Rocky Mountain National Park (CO)
Rangers Rescue Woman Seriously Injured In Fall
A long and challenging rescue came to an end around 11:30 p.m. last Saturday when rescuers carried an injured woman out of the backcountry to a waiting ambulance. Rebecca Stubbs, a 20-year-old student from Massachusetts who is attending the University of Colorado in Boulder, suffered a serious fall earlier that morning. She was in a party of five who left the Longs Peak Trailhead at 4 a. m. with the goal of climbing 13,191-foot Mount Meeker. Around 8 a.m., members of the party put on their crampons to start across a steep icy slope above Peacock Pool in the Chasm Lake area just east of Longs Peak. Stubbs fell and slid 200 feet down the slope, incurring multiple injuries. Her party activated a SPOT satellite GPS messenger device, alerting the International Emergency Coordination Center in Texas. The park received a call from the center shortly thereafter and rangers were sent to the trailhead to hike into Chasm Lake. Around 10 a.m., they came upon two members of the party, who confirmed the location and nature of the accident. Additional personnel responded as rangers continued to the accident scene, arriving around noon.

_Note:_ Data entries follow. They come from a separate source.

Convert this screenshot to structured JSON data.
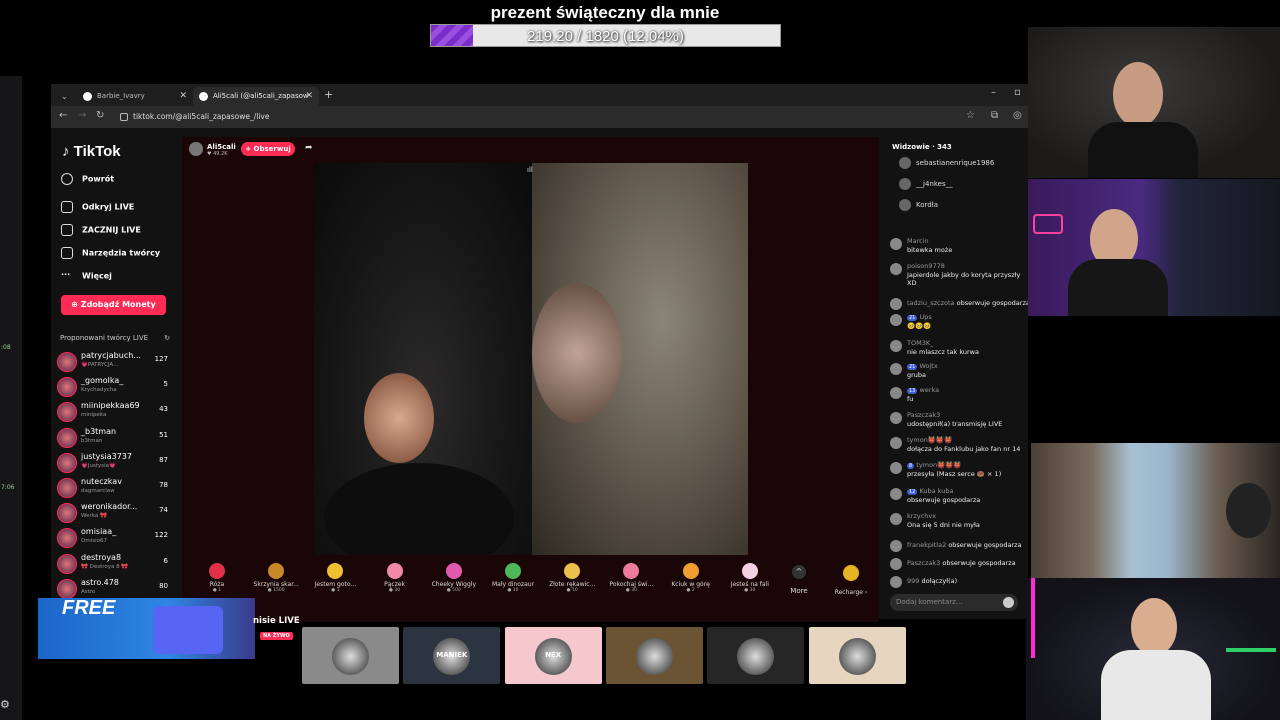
{
  "goal": {
    "title": "prezent świąteczny dla mnie",
    "progress_text": "219.20 / 1820 (12.04%)",
    "progress_percent": 12.04
  },
  "browser": {
    "tabs": [
      {
        "label": "Barbie_Ivavry (@barbie_Ivav"
      },
      {
        "label": "Ali5cali (@ali5cali_zapasow"
      }
    ],
    "url": "tiktok.com/@ali5cali_zapasowe_/live"
  },
  "tiktok": {
    "logo": "TikTok",
    "nav": [
      "Powrót",
      "Odkryj LIVE",
      "ZACZNIJ LIVE",
      "Narzędzia twórcy",
      "Więcej"
    ],
    "coins_button": "Zdobądź Monety",
    "suggested_title": "Proponowani twórcy LIVE",
    "creators": [
      {
        "name": "patrycjabuch...",
        "sub": "💗PATRYCJA...",
        "count": "127"
      },
      {
        "name": "_gomolka_",
        "sub": "Krychadycha",
        "count": "5"
      },
      {
        "name": "miinipekkaa69",
        "sub": "minipeka",
        "count": "43"
      },
      {
        "name": "_b3tman",
        "sub": "b3tman",
        "count": "51"
      },
      {
        "name": "justysia3737",
        "sub": "💗Justysia💗",
        "count": "87"
      },
      {
        "name": "nuteczkav",
        "sub": "dagmarclaw",
        "count": "78"
      },
      {
        "name": "weronikador...",
        "sub": "Werka 🎀",
        "count": "74"
      },
      {
        "name": "omisiaa_",
        "sub": "Omisio67",
        "count": "122"
      },
      {
        "name": "destroya8",
        "sub": "🎀 Destroya 8 🎀",
        "count": "6"
      },
      {
        "name": "astro.478",
        "sub": "Astro",
        "count": "80"
      }
    ]
  },
  "live": {
    "host_name": "Ali5cali",
    "host_likes": "49.2K",
    "follow_label": "+ Obserwuj",
    "gifts": [
      {
        "name": "Róża",
        "price": "1",
        "color": "#e0304a"
      },
      {
        "name": "Skrzynia skar...",
        "price": "1500",
        "color": "#c8882a"
      },
      {
        "name": "Jestem goto...",
        "price": "1",
        "color": "#f0c030"
      },
      {
        "name": "Pączek",
        "price": "30",
        "color": "#f08aa8"
      },
      {
        "name": "Cheeky Wiggly",
        "price": "500",
        "color": "#e05ab0"
      },
      {
        "name": "Mały dinozaur",
        "price": "10",
        "color": "#4cb85a"
      },
      {
        "name": "Złote rękawic...",
        "price": "10",
        "color": "#e8c04a"
      },
      {
        "name": "Pokochaj świ...",
        "price": "30",
        "color": "#f07aa0"
      },
      {
        "name": "Kciuk w górę",
        "price": "2",
        "color": "#f0a030"
      },
      {
        "name": "Jesteś na fali",
        "price": "30",
        "color": "#f4d0e0"
      }
    ],
    "more_label": "More",
    "recharge_label": "Recharge ›"
  },
  "chat": {
    "viewers_title": "Widzowie · 343",
    "viewers": [
      "sebastianenrique1986",
      "__j4nkes__",
      "Kordła"
    ],
    "messages": [
      {
        "user": "Marcin",
        "text": "bitewka może"
      },
      {
        "user": "poison9778",
        "text": "Japierdole jakby do koryta przyszły XD"
      },
      {
        "user": "tadziu_szczota",
        "text": "obserwuje gospodarza"
      },
      {
        "user": "Ups",
        "badge": "21",
        "text": "🥺🥺🥺"
      },
      {
        "user": "TOM3K_",
        "text": "nie mlaszcz tak kurwa"
      },
      {
        "user": "Wojtx",
        "badge": "21",
        "text": "gruba"
      },
      {
        "user": "werka",
        "badge": "13",
        "text": "fu"
      },
      {
        "user": "Paszczak3",
        "text": "udostępnił(a) transmisję LIVE"
      },
      {
        "user": "tymon👹👹👹",
        "text": "dołącza do Fanklubu jako fan nr 14"
      },
      {
        "user": "tymon👹👹👹",
        "badge": "8",
        "text": "przesyła (Masz serce 🍩 × 1)"
      },
      {
        "user": "Kuba kuba",
        "badge": "12",
        "text": "obserwuje gospodarza"
      },
      {
        "user": "krzychvx",
        "text": "Ona się 5 dni nie myła"
      },
      {
        "user": "franekpitla2",
        "text": "obserwuje gospodarza"
      },
      {
        "user": "Paszczak3",
        "text": "obserwuje gospodarza"
      },
      {
        "user": "999",
        "text": "dołączył(a)"
      }
    ],
    "comment_placeholder": "Dodaj komentarz..."
  },
  "bottom": {
    "free_label": "FREE",
    "na_zywo_title": "nisie LIVE",
    "na_zywo_badge": "NA ŻYWO",
    "thumbs": [
      {
        "label": "",
        "bg": "#8a8a8a"
      },
      {
        "label": "MANIEK",
        "bg": "#2c3440"
      },
      {
        "label": "NEX",
        "bg": "#f4c8cc"
      },
      {
        "label": "",
        "bg": "#6a5434"
      },
      {
        "label": "",
        "bg": "#262626"
      },
      {
        "label": "",
        "bg": "#e6d6c0"
      }
    ]
  }
}
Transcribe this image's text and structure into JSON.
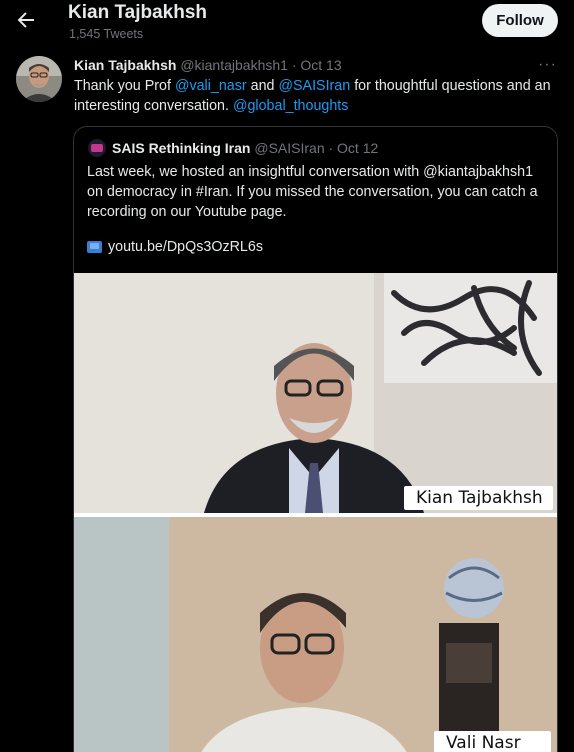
{
  "header": {
    "profile_name": "Kian Tajbakhsh",
    "tweet_count": "1,545 Tweets",
    "follow_label": "Follow"
  },
  "tweet": {
    "author_name": "Kian Tajbakhsh",
    "handle_date": "@kiantajbakhsh1 · Oct 13",
    "more_label": "···",
    "text_pre": "Thank you Prof ",
    "mention1": "@vali_nasr",
    "text_mid": " and ",
    "mention2": "@SAISIran",
    "text_post": " for thoughtful questions and an interesting conversation. ",
    "mention3": "@global_thoughts"
  },
  "quoted": {
    "author_name": "SAIS Rethinking Iran",
    "handle_date": "@SAISIran · Oct 12",
    "text": "Last week, we hosted an insightful conversation with @kiantajbakhsh1 on democracy in #Iran. If you missed the conversation, you can catch a recording on our Youtube page.",
    "link_text": "youtu.be/DpQs3OzRL6s"
  },
  "video": {
    "caption_top": "Kian Tajbakhsh",
    "caption_bottom": "Vali Nasr"
  },
  "colors": {
    "background": "#000000",
    "link": "#1d9bf0",
    "muted": "#71767b"
  }
}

They treated Stubbs, who remained alert and stable throughout the rescue. Personnel from the Rocky Mountain Rescue Group in Boulder and Larimer Country Search and Rescue and a paramedic from Estes Park Medical Center soon arrived to assist. Rescuers began the arduous task of raising her 200 feet and carefully moving her toward Chasm Junction, arriving there around 5:20 p.m. A total of 22 rescuers then carried Stubbs roughly three miles to the Longs Peak Trailhead. Stubbs was taken by ambulance to Estes Park Medical Center.